Quod Nihil Scitur (That Nothing Is Known)Francisco Sanches’s late-scholastic work arguing for radical skepticism about the limits of human knowledge. Not nihilism — a sober assessment that our knowledge is always partial, always provisional, always subject to revision. Intellectual humility as a methodological principle.You know less than you think. Your market research is incomplete. Your user interviews are biased. Your metrics are proxies, not truth. The scholastic reminder: all knowledge is partial. Hold your convictions firmly (fides) while acknowledging their provisionality (quod nihil scitur). Certainty is not available to founders. Informed conviction is.The founder who says “I believe this is the right direction, and here’s what would convince me I’m wrong” has absorbed the scholastic lesson. They hold conviction and humility simultaneously. They have faith seeking understanding, tempered by the awareness that nothing is known with certainty.

13. Synthesis: The Scholastic Founder’s Toolkit

The scholastic mental models cluster into three meta-skills:

1. Clarity of Thought

  • Make distinctions — essence vs. existence, substance vs. accident, per se vs. per accidens. Most startup confusion is a failure of distinction.
  • Define terms univocally — if your team uses the same words with different meanings, you have equivocity. Define before you debate.
  • Use the Four Causes — for any product or decision, ask: what is it made of (material)? What form does it take (formal)? Who builds it (efficient)? Why does it exist (final)?
  • Apply the razor — don’t add complexity beyond necessity. Every feature, process, and hire must justify its existence.

2. Rigor of Argument

  • Use the quaestio — for every major decision, list the strongest objections first. Address each one.
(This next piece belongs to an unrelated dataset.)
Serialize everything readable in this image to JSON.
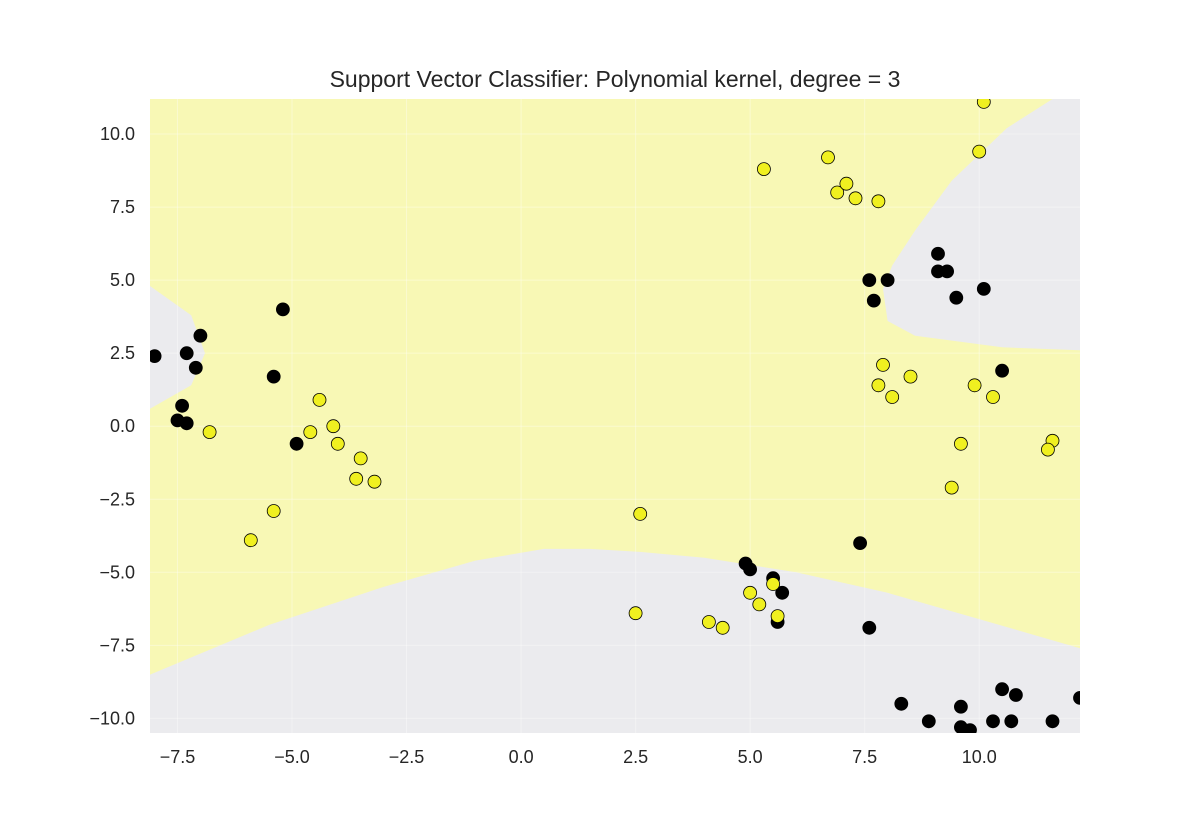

If you can’t answer the objections, you haven’t earned the decision.
  • Reason by analogy, not metaphor — when transferring knowledge across domains, be precise about what is proportional and what is not.
  • Collect contradictions (Sic et Non) — when experts disagree, the disagreement itself is the most valuable data.

3. Wisdom in Action

  • Develop prudence — the meta-virtue of knowing what to do in particular circumstances. This comes only from practice.
  • Hold conviction and humility together — believe firmly (fides), seek understanding (intellectum), and acknowledge the limits of your knowledge (quod nihil scitur).
  • Navigate trade-offs with double effect — when an action has both good and bad consequences, apply the four conditions. Not every trade-off is a dilemma; most have a right answer.
  • Build habitus, not rules — culture is not a document. It’s the set of habits your team practices daily. Build the habits and the culture follows.
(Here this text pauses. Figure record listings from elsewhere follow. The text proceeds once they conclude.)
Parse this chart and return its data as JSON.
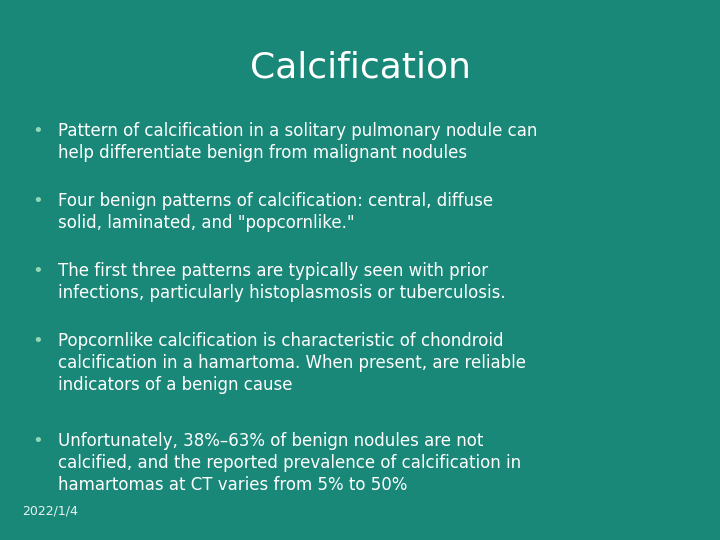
{
  "title": "Calcification",
  "title_color": "#ffffff",
  "title_fontsize": 26,
  "background_color": "#1a8878",
  "bullet_color": "#90d8b8",
  "text_color": "#ffffff",
  "date_text": "2022/1/4",
  "date_fontsize": 9,
  "bullet_fontsize": 12,
  "bullets": [
    "Pattern of calcification in a solitary pulmonary nodule can\nhelp differentiate benign from malignant nodules",
    "Four benign patterns of calcification: central, diffuse\nsolid, laminated, and \"popcornlike.\"",
    "The first three patterns are typically seen with prior\ninfections, particularly histoplasmosis or tuberculosis.",
    "Popcornlike calcification is characteristic of chondroid\ncalcification in a hamartoma. When present, are reliable\nindicators of a benign cause",
    "Unfortunately, 38%–63% of benign nodules are not\ncalcified, and the reported prevalence of calcification in\nhamartomas at CT varies from 5% to 50%"
  ]
}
The scholastics spent five centuries doing nothing but thinking clearly about hard problems. Their methods — distinctions, quaestiones, analogies, the via negativa, the Four Causes, the razor — are the most battle-tested intellectual tools available. They were designed for questions where the stakes were infinite (the soul). Applied to questions where the stakes are merely financial (the startup), they provide an unfair advantage: the ability to think more clearly than your competitors about the same information.